Rheinische Post - Lokales für Viersen, Brüggen, Nettetal, Niederkrüchten, Schwalmtal - Montag, 28. Januar 2008
Eiserner Rhein: Wittke für A 52
VON LUDGER PETERS
Kreis Viersen
NRW-Verkehrsminister Oliver Wittke absolvierte in Hardt eine routinierte Vorstellung.
Für ihn ist der Bau des Eisernen Rheins durchs Schwalmtal beschlossene Sache.
Den Rest müssen die Staatsregierungen nun machen.
"Mir ist relativ egal, wo der Eiserne Rhein entlang fährt."
Da ist wieder so eine flapsige Bemerkung, mit denen NRW-Verkehrsminister Oliver
Wittke die Menschen in Niederkrüchten, Schwalmtal und Viersen auf die Palme
bringt. In der überfüllten Aula der
Gesamtschule am Vossenbäumchen in Hardt
regt sich Unmut. Aber Buhrufe und vereinzelte Pfiffe halten sich in Grenzen.
Viel erwartet haben die Bürger von dieser Veranstaltung ohnehin nicht.
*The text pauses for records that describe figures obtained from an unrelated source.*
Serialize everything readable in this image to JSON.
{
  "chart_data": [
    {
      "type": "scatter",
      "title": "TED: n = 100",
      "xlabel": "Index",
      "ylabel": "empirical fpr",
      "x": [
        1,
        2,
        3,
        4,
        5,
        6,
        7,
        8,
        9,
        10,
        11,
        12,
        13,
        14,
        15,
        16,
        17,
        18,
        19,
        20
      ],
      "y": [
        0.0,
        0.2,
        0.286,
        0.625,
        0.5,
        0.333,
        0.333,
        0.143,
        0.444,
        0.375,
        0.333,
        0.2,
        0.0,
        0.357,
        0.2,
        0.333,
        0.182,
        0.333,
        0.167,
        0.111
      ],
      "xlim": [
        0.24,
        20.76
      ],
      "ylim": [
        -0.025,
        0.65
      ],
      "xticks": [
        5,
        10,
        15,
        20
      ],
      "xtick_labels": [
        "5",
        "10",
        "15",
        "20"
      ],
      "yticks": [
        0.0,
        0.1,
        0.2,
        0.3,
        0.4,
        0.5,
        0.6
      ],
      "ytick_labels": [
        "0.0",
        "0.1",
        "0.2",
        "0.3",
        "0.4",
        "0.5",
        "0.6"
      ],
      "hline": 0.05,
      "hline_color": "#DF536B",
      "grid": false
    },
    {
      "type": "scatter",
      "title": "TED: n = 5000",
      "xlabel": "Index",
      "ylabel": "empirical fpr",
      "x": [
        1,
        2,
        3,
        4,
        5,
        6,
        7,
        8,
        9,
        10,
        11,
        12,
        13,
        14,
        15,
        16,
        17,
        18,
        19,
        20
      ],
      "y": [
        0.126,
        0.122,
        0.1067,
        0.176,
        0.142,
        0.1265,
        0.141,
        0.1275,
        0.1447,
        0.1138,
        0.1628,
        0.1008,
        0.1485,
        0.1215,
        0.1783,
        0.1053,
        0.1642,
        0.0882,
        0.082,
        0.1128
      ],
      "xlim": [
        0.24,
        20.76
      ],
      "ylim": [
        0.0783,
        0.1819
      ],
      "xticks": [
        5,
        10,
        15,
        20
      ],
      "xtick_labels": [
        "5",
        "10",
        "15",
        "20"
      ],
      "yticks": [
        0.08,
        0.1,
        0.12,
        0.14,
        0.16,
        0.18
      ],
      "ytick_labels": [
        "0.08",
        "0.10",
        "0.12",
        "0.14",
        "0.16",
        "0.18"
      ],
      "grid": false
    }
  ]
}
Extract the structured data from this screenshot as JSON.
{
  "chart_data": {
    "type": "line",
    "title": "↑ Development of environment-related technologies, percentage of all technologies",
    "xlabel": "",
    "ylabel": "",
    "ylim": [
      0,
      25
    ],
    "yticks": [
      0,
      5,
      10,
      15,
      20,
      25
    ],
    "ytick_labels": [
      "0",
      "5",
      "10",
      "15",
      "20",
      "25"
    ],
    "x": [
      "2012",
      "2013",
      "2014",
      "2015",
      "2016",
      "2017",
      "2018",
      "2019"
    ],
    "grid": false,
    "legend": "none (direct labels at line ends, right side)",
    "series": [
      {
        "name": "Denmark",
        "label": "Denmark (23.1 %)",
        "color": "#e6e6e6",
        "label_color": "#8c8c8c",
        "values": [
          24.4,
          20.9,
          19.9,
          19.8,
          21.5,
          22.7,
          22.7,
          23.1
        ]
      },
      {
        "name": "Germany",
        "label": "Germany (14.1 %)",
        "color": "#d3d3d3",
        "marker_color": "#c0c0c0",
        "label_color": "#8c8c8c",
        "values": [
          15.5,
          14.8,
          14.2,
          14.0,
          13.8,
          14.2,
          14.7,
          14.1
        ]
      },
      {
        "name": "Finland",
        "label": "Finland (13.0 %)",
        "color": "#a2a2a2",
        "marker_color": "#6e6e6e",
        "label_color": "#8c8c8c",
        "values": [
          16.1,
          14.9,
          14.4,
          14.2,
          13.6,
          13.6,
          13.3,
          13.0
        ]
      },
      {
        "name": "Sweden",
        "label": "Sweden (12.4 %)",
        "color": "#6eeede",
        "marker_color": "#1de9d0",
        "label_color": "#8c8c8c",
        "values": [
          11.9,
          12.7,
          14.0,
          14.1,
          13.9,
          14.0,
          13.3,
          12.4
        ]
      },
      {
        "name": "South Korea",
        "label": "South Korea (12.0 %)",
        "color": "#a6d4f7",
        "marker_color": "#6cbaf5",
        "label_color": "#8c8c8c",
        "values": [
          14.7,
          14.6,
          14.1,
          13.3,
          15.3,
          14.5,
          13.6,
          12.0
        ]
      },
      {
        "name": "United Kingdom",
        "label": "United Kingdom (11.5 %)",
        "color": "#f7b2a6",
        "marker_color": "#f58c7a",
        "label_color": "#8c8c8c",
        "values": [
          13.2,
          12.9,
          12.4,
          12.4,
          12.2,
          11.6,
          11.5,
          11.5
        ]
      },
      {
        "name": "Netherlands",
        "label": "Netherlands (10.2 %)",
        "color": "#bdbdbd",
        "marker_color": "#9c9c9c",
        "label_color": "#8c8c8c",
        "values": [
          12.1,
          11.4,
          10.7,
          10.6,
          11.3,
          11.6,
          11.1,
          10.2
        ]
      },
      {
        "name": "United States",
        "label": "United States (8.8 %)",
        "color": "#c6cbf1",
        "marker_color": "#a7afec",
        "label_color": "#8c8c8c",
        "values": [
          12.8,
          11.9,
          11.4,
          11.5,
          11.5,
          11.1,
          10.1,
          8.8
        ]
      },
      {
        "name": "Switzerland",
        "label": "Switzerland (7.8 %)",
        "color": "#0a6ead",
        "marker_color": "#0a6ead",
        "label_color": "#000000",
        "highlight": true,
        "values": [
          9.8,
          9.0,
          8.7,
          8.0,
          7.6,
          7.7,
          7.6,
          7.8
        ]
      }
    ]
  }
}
"Er wird Schönwetter machen und uns beschwichtigen", sagt ein
Interessierter vor der Veranstaltung.
Aufgebrachte Bürger
Wenige Augenblicke später taucht Wittke aus dem Nichts im Foyer des Gebäudes
auf. Bezirksvorsteherin Manuela Luhnen eilt als einladende Gastgeberin auf den
Minister zu, hinter ihr haben sich die heimischen CDU-Landtagsabgeordneten Michael
Schrören, Norbert Post und Dr. Stefan Berger aufgebaut. Kurzer Händedruck,
die Fotografen entfachen ein kleines Blitzlichtgewitter. Wittke findet, er habe
sich das Wochenende redlich verdient. Eben kommt er von einer mindestens ebenso
emotional besetzten Debatte um nächtlichen Frachtflug im Köln-Bonner
Raum.
Nun geht er mit hoch geklapptem Visier locker hinein in die Konfrontation mit
den aufgebrachten Bürgern entlang des Eisernen Rheins. Wittke zeigt Verständnis
für die Sorgen und bittet um Verständnis dafür, dass er für
die Gesamtentwicklung Nordrhein-Westfalens Verantwortung trägt. Die Bahnstrecke
zwischen Antwerpen und den Rheinhäfen von Köln-Godorf über Neuss,
Krefeld bis Duisburg sei überlebensnotwendig. Die Vorgängerregierung
habe jahrelang untätig darauf gewartet, dass Belgier und Niederländer
sich auf eine Strecke einigten. Er habe die Initiative ergriffen und die alte
Trasse für ungeeignet befunden.
Die immer wieder von Fragestellern angesprochene A 40-Trasse von Venlo nach Duisburg
sei auch ungeeignet. Aber, so beteuert Wittke, noch sei alles offen. Er hat nur
einen Vorschlag unterbreitet. Die Verkehrsministerien in Berlin, Den Haag und
Brüssel müssten sich auf eine Trasse einigen. 32 Gutachten lägen
vor, jetzt müsse gehandelt werden. Wittke sieht ein "ureigenes Interesse
des Landes, an alle direkt erreichbaren überseehäfen mit leistungsfähigen
Verbindungen angeschlossen zu sein". Er will eine Trasse verwirklichen, die
effizient, leistungsfähig und möglichst wenig konfliktbeladen ist.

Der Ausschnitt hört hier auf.